Justice Ginsburg is featured in next month’s ABA Journal, which has a cover story on Ginsburg’s “career as a lawyer and judge; [her] marriage to her late husband, Martin; and … the changes that women have seen in law and parenthood.” (Two audio clips of the ABA Journal’s interview with Ginsburg are available here and here.) The new issue of the Journal includes several additional features pertaining to the Supreme Court. Mark Walsh looks ahead to several high-profile cases of the upcoming Term, as well as the addition of Elena Kagan to the bench. John Gibeaut and Wendy Davis provide substantial previews of Snyder v. Phelps, the funeral picketing case, and Bruesewitz v. Wyeth, the vaccine liability case, respectively. And Georgetown law student Mike Sacks reflects on the six months he spent attempting to be first in the public line for all Supreme Court sittings. (Thanks to How Appealing and Howard Bashman for the links.)


  • In the Los Angeles Times, Jim Newton reviews Justice Breyer’s new book Making Our Democracy Work, writing that the book “extends [Breyer’s] public ruminations with what are becoming his hallmarks: wisdom, modesty, incisiveness and a touch of naiveté.” (See Monday’s round-up for links to more reviews of the book.) Justice Breyer’s recent appearance on Charlie Rose is available here.

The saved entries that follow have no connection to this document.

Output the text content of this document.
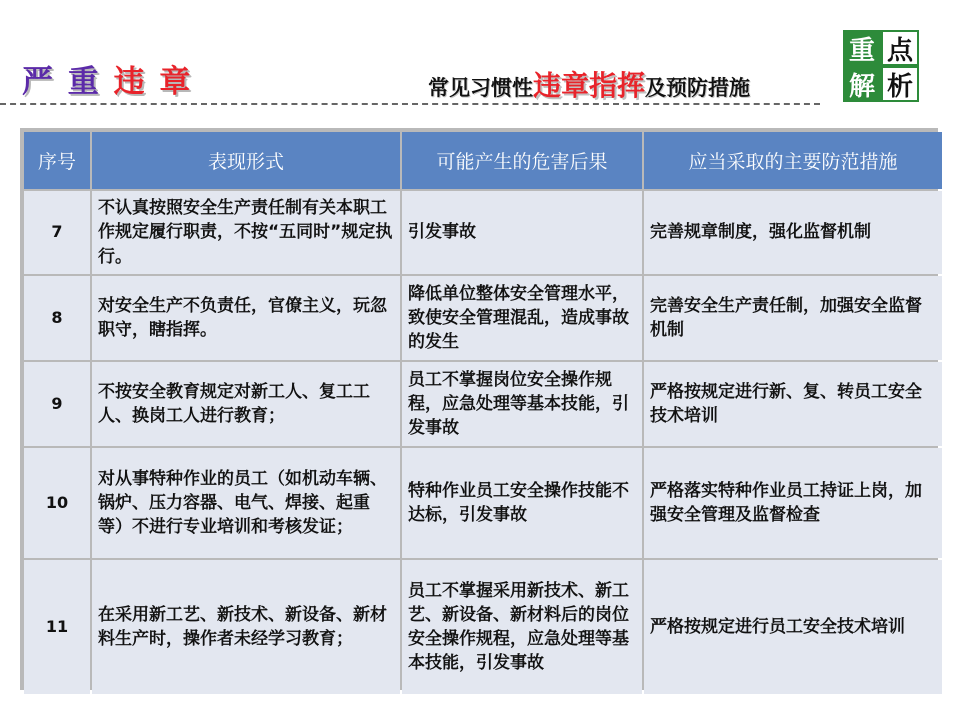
严 重 违 章	常见习惯性违章指挥及预防措施
重 点
解 析
序号	表现形式	可能产生的危害后果	应当采取的主要防范措施
7	不认真按照安全生产责任制有关本职工作规定履行职责，不按“五同时”规定执行。	引发事故	完善规章制度，强化监督机制
8	对安全生产不负责任，官僚主义，玩忽职守，瞎指挥。	降低单位整体安全管理水平，致使安全管理混乱，造成事故的发生	完善安全生产责任制，加强安全监督机制
9	不按安全教育规定对新工人、复工工人、换岗工人进行教育；	员工不掌握岗位安全操作规程，应急处理等基本技能，引发事故	严格按规定进行新、复、转员工安全技术培训
10	对从事特种作业的员工（如机动车辆、锅炉、压力容器、电气、焊接、起重等）不进行专业培训和考核发证；	特种作业员工安全操作技能不达标，引发事故	严格落实特种作业员工持证上岗，加强安全管理及监督检查
11	在采用新工艺、新技术、新设备、新材料生产时，操作者未经学习教育；	员工不掌握采用新技术、新工艺、新设备、新材料后的岗位安全操作规程，应急处理等基本技能，引发事故	严格按规定进行员工安全技术培训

  • Responding to a recent story on ideological patterns of clerk hiring at the Court, the New York Times editorial board suggests ways to “solve the problem,” such as random assignment of clerks to Justices.

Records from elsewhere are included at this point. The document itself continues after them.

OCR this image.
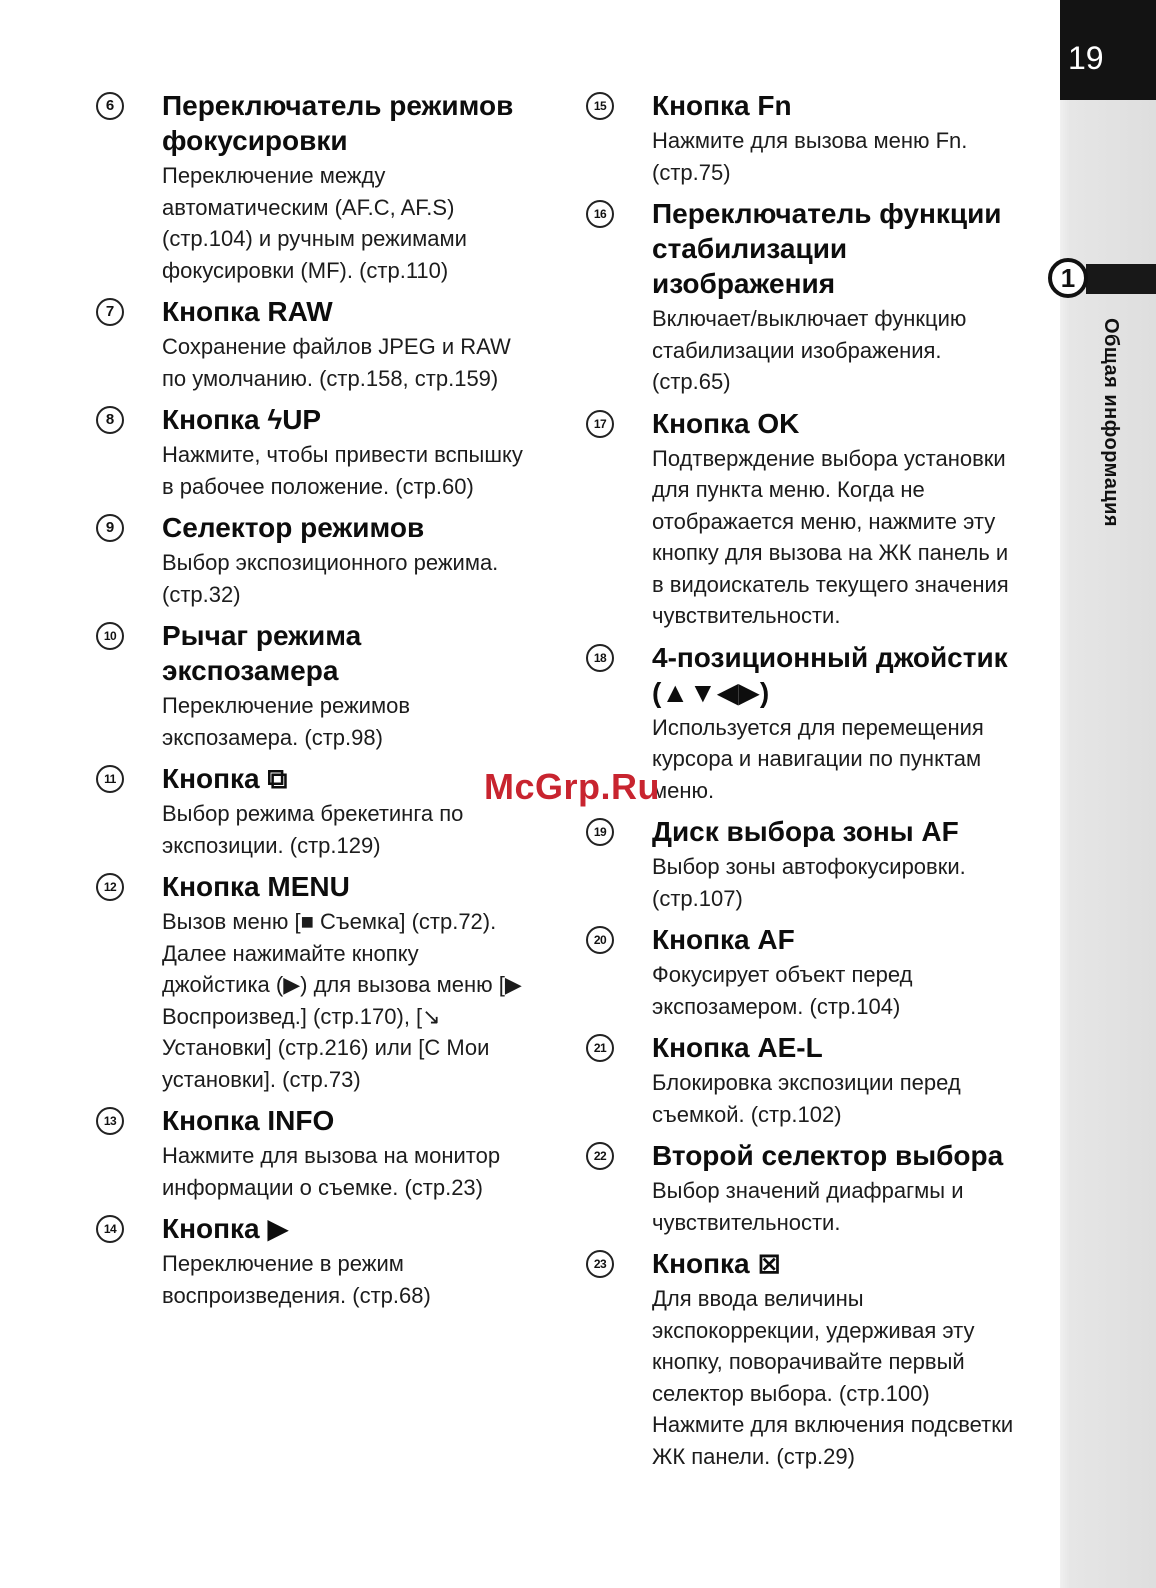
19
1
Общая информация
6	Переключатель режимов фокусировки
Переключение между автоматическим (AF.C, AF.S) (стр.104) и ручным режимами фокусировки (MF). (стр.110)
7	Кнопка RAW
Сохранение файлов JPEG и RAW по умолчанию. (стр.158, стр.159)
8	Кнопка ϟUP
Нажмите, чтобы привести вспышку в рабочее положение. (стр.60)
9	Селектор режимов
Выбор экспозиционного режима. (стр.32)
10 Рычаг режима экспозамера
Переключение режимов экспозамера. (стр.98)
11 Кнопка ⧉
Выбор режима брекетинга по экспозиции. (стр.129)
12 Кнопка MENU
Вызов меню [■ Съемка] (стр.72). Далее нажимайте кнопку джойстика (▶) для вызова меню [▶ Воспроизвед.] (стр.170), [↘ Установки] (стр.216) или [C Мои установки]. (стр.73)
13 Кнопка INFO
Нажмите для вызова на монитор информации о съемке. (стр.23)
14 Кнопка ▶
Переключение в режим воспроизведения. (стр.68)
15 Кнопка Fn
Нажмите для вызова меню Fn. (стр.75)
16 Переключатель функции стабилизации изображения
Включает/выключает функцию стабилизации изображения. (стр.65)
17 Кнопка OK
Подтверждение выбора установки для пункта меню. Когда не отображается меню, нажмите эту кнопку для вызова на ЖК панель и в видоискатель текущего значения чувствительности.
18 4-позиционный джойстик (▲▼◀▶)
Используется для перемещения курсора и навигации по пунктам меню.
19 Диск выбора зоны AF
Выбор зоны автофокусировки. (стр.107)
20 Кнопка AF
Фокусирует объект перед экспозамером. (стр.104)
21 Кнопка AE-L
Блокировка экспозиции перед съемкой. (стр.102)
22 Второй селектор выбора
Выбор значений диафрагмы и чувствительности.
23 Кнопка ⊠
Для ввода величины экспокоррекции, удерживая эту кнопку, поворачивайте первый селектор выбора. (стр.100) Нажмите для включения подсветки ЖК панели. (стр.29)
McGrp.Ru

  • The Blog of LegalTimes reports that the Court has asked a record company to respond to a cert. petition filed by a student who was sued for downloading music illegally. The call for a response, Tony Mauro writes, “is a sign of the Court’s interest in the case.”
  • In his Sidebar column for the New York Times, Adam Liptak reports the back story of a cert. petition pending at the Court, in which a mother lost contact with her young child – also a U.S. citizen – for three years when the child was deported to Mexico with her father.  [Disclosure:  Howe & Russell and Akin Gump are counsel to the mother in this case.]

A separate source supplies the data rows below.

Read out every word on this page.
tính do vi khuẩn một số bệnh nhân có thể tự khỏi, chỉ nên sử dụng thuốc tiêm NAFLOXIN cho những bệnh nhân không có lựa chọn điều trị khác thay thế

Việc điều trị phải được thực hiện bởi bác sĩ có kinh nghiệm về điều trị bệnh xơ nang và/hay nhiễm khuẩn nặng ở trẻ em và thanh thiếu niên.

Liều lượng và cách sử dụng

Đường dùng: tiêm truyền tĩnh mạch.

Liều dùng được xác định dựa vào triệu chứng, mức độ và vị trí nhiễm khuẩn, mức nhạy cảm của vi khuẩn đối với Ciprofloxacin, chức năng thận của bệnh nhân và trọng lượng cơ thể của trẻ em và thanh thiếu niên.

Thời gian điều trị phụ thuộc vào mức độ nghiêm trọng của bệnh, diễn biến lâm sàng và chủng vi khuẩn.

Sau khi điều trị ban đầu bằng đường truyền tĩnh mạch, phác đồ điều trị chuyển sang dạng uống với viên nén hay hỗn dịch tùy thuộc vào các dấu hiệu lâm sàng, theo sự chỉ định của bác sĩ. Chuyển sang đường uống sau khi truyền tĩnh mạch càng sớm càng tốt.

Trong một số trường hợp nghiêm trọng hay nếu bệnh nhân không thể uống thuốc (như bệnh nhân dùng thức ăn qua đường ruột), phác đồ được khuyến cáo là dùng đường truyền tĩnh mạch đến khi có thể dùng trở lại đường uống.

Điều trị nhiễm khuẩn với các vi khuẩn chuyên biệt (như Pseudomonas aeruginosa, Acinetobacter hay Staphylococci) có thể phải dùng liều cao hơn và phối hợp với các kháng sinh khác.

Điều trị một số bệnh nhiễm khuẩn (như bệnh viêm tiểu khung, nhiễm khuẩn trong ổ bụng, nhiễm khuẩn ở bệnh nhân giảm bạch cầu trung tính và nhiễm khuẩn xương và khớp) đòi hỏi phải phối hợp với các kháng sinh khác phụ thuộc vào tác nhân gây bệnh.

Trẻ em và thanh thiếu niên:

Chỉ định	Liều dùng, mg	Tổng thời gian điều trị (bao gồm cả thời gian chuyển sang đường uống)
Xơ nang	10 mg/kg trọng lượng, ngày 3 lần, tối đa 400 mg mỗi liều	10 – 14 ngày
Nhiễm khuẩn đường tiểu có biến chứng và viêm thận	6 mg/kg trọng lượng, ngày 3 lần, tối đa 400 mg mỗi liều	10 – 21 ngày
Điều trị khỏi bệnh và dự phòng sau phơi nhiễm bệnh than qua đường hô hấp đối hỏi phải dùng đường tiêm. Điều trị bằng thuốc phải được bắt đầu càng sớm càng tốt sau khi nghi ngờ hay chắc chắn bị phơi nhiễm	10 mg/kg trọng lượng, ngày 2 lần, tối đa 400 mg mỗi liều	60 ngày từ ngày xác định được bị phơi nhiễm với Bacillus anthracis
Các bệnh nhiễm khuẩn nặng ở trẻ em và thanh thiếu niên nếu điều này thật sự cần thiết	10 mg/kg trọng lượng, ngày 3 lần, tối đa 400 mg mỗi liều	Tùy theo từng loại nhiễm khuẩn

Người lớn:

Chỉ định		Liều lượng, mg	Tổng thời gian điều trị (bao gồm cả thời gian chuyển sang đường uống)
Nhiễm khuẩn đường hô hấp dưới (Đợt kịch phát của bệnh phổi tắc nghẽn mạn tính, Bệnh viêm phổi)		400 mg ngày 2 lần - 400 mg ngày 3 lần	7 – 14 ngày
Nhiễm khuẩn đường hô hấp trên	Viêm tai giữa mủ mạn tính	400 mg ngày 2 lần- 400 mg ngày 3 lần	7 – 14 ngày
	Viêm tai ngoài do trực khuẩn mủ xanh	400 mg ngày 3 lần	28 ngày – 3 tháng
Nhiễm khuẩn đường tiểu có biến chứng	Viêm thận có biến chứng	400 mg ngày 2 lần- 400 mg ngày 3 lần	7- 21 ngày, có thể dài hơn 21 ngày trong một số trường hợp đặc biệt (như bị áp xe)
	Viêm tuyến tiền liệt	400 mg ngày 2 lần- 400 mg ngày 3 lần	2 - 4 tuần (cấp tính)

  • The Washington Post editorial board urges the Court to take up the case of Cory Maples, an Alabama death row inmate whose opportunity to file a federal habeas challenge was thwarted by a mailroom error at his attorneys’ law firm.
  • In Newsweek, Stuart Taylor Jr. considers how the Supreme Court might act on challenges to the new health-care law.
  • The New York Times offers an overview of recent gay rights litigation in the federal courts, concluding that “the ultimate question” in the litigation will be whether a majority of the Court “will agree with the district court judges’ interpretation of the court’s own rulings in cases like Lawrence v. Texas.”
  • In his column for FindLaw, Michael Dorf examines the “fundamental constitutional and prudential questions” surrounding Senator Specter’s proposal to require the Supreme Court to allow video cameras into oral arguments.
  • The Las Vegas Sun’s Nevada Wonk blog has a post on retired Justice Sandra Day O’Connor’s meeting with the Sun’s editorial board, in which she advocated for merit selection of state judges. (Thanks to How Appealing and Howard Bashman for the link.)